Read the full interview here
Mr Cerf, Mr Steinmacher-Burow, today we want to talk about two digital revolutions: One began with the invention of the internet 50 years ago and has changed the way we do business, communicate and learn over the past few decades. We expect the other to bring similarly profound changes. You, Mr Cerf, are not only a contemporary witness to the Internet revolution, you are even considered one of its fathers. Is that an accurate description?
Vinton Cerf: Yes, that's it. Bob Kahn and I developed the original design in 1973. But we were smart enough to say: we can only do this if people who are even smarter than us are involved. And therein lay the success - we found people who wanted to realise this project.
The computer scientist Robert Elliot Kahn and you pursued an idea that sounded almost crazy at the time: computers should be able to communicate with each other over any distance.
Cerf: I remember sitting at Stanford and imagining a computer in Los Angeles interacting with a computer in Boston - and eventually, of course, with one here in Heidelberg or anywhere else in the world. That was tempting.
Can you explain in very simple terms what exactly your contribution was?

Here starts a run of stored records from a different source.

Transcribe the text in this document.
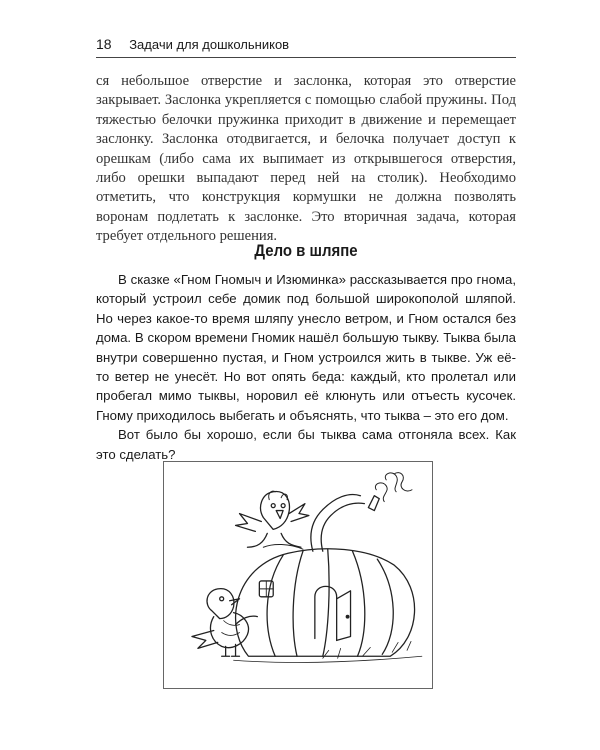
18 Задачи для дошкольников

ся небольшое отверстие и заслонка, которая это отверстие закрывает. Заслонка укрепляется с помощью слабой пружины. Под тяжестью белочки пружинка приходит в движение и перемещает заслонку. Заслонка отодвигается, и белочка получает доступ к орешкам (либо сама их выпимает из открывшегося отверстия, либо орешки выпадают перед ней на столик). Необходимо отметить, что конструкция кормушки не должна позволять воронам подлетать к заслонке. Это вторичная задача, которая требует отдельного решения.

Дело в шляпе

В сказке «Гном Гномыч и Изюминка» рассказывается про гнома, который устроил себе домик под большой широкополой шляпой. Но через какое-то время шляпу унесло ветром, и Гном остался без дома. В скором времени Гномик нашёл большую тыкву. Тыква была внутри совершенно пустая, и Гном устроился жить в тыкве. Уж её-то ветер не унесёт. Но вот опять беда: каждый, кто пролетал или пробегал мимо тыквы, норовил её клюнуть или отъесть кусочек. Гному приходилось выбегать и объяснять, что тыква – это его дом.

Вот было бы хорошо, если бы тыква сама отгоняла всех. Как это сделать?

Cerf: You can imagine that Bob Kahn and I wanted to design a kind of road network for computers on which vehicles could drive. So we had to set rules: Build your cars and lorries no wider, longer or higher than this dimension - and no heavier. If you stick to these rules, you can use our roads. And by the way: please only drive on one side of the road at a time.
How does the whole thing work technically?
Cerf: The Internet is essentially about "packet switching", i.e. packet-switched communication. You can imagine such a packet as a postcard: It has a recipient address, a sender address and a content, i.e. something like the greeting on the card. Everything you know about postcards also applies to Internet packets.